Le ministre prévoit une récupération de la moitié des touristes perdus avec une réduction de la baisse pour s’établir à 15% par rapport à 2010. En effet et selon les chiffres du ministère du Tourisme, les prémices d’une reprise se déclinent dans une croissance de 50% des entrées, et de 8% en termes des recettes. A cela s’ajoutent les intentions d’investissements qui sont très positives. C’est la raison pour laquelle le ministère de tutelle se penche actuellement sur la mise en place d’un nouveau mécanisme, qui facilite l’investissement. Faut-il signaler que de grands groupes ont exprimé leur volonté d’investir en Tunisie, à l’instar d’Accor et Diar Qatari.

D’autre part, et dans le but de promouvoir l’activité, le ministre a annoncé une réduction de 50% sur les taxes imposées les croisières. Une action qui permettra de stimuler les flux touristiques.

Les estimations élaborées par le gouvernement de Jebali, à travers son programme économique et social, qui sera présent fin mars à l’Assemblée Nationale Constituante, et dont le taux de croissance du PIB devra atteindre le 3,5% en 2012 contre un taux négatif de -1,8% en 2011, sont calculées sur la base d’une éventuelle relance du tourisme, d’un rendement agricole positif et un rétablissement de l’activité du secteur des phosphates.

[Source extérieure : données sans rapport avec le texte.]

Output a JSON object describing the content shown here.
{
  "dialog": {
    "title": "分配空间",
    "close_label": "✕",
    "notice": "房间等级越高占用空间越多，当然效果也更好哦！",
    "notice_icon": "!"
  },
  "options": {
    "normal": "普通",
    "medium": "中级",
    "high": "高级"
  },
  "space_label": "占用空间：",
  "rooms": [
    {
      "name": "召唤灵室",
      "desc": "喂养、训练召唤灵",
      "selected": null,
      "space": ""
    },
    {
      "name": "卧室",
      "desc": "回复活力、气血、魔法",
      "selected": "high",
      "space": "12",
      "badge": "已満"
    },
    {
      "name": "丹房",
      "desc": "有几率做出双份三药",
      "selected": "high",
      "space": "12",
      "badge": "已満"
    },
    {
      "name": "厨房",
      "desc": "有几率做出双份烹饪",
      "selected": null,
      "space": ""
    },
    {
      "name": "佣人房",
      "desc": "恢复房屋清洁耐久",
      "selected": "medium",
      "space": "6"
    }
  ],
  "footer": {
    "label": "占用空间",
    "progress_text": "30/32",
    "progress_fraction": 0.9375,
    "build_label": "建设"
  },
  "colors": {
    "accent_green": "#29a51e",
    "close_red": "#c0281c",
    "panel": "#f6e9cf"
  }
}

400 personnalités à Djerba pour la relance du tourisme

L’île de Djerba accueillera, les 16 et 17 Avril, 400 experts internationaux venant d’une quarantaine de pays ainsi que plusieurs ministres de deux rives de la Méditerranée, et ce dans le cadre de la 6ème conférence internationale sur la gestion des destinations ayant pour thème « l’avenir du tourisme en Méditerranée ». L’objectif est de débattre les défis et les opportunités afin de doper la compétitivité touristique de la région.

Ce genre d’évènement ainsi que la présence des hauts responsables contribuera sans doute dans la promotion du tourisme tunisien, mais beaucoup reste à faire surtout dans une conjoncture aussi délicate marquée par les perturbations économiques et les tensions sociales.

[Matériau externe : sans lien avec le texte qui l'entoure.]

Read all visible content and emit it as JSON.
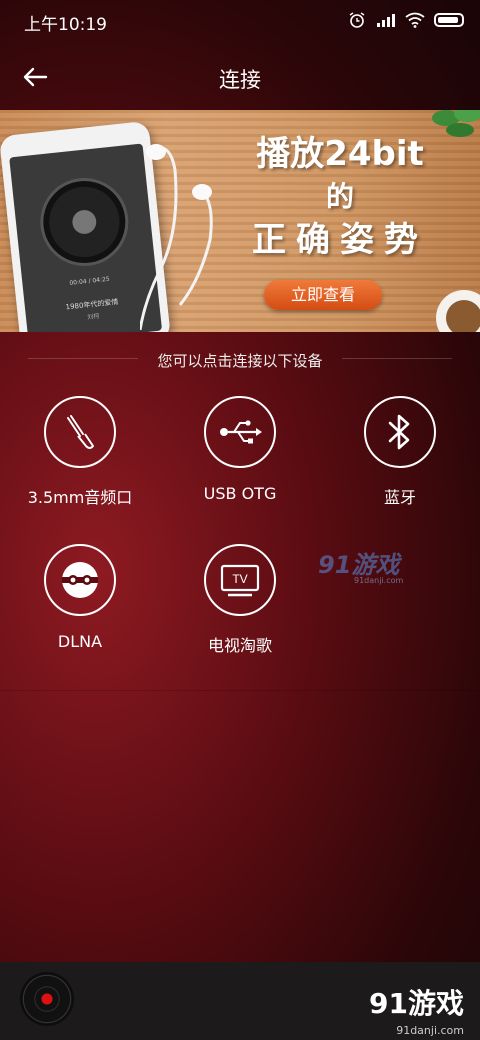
{
  "status_bar": {
    "time": "上午10:19",
    "icons": [
      "alarm-icon",
      "signal-icon",
      "wifi-icon",
      "battery-icon"
    ]
  },
  "header": {
    "title": "连接",
    "back_icon": "arrow-left-icon"
  },
  "banner": {
    "title_line1": "播放24bit",
    "title_line2": "的",
    "title_line3": "正确姿势",
    "cta_label": "立即查看",
    "phone_screen": {
      "time": "00:04 / 04:25",
      "song": "1980年代的爱情",
      "artist": "刘柯"
    }
  },
  "section": {
    "hint": "您可以点击连接以下设备"
  },
  "devices": [
    {
      "label": "3.5mm音频口",
      "icon": "audio-jack-icon"
    },
    {
      "label": "USB OTG",
      "icon": "usb-icon"
    },
    {
      "label": "蓝牙",
      "icon": "bluetooth-icon"
    },
    {
      "label": "DLNA",
      "icon": "dlna-icon"
    },
    {
      "label": "电视淘歌",
      "icon": "tv-icon",
      "icon_text": "TV"
    }
  ],
  "watermark": {
    "big": "91游戏",
    "small": "91danji.com"
  },
  "player": {
    "disc_icon": "vinyl-record-icon"
  },
  "brand": {
    "big": "91游戏",
    "small": "91danji.com"
  },
  "colors": {
    "background": "#5a0c12",
    "accent": "#d44c14",
    "player_bar": "#1c1a1a"
  }
}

Les chiffres disponibles soulignent la complexité de la situation. Un taux de chômage qui s’est élevé à 18,9%, entre le 2ème et le 4ème trimestre 2011, période au cours de laquelle le nombre de chômeurs a atteint 738,4 mille personnes, selon les résultats de l’enquête effectué par l’Institut National de la Statistique (INS). Le taux d’inflation a atteint 5,4% durant les deux premiers mois de 2012, contre 3,2% au cours de la même période de 2011, sous l’effet surtout de la persistance des pressions sur les prix de certains produits alimentaires frais.

Une situation où le gouvernement de Jebali s’est contenté de faire des professions de foi. Aucune décision concrète, aucune stratégie, aucune solution pour les professionnels qui se trouvent dans l’impasse.

L’important pour l’instant est de passer à l’action. Les différentes parties concernées devront donc conjuguer les efforts pour la mise en place d’une stratégie en béton pour tirer parti des opportunités de la Révolution et hisser le secteur au niveau qui était le sien voici un plus d’un an.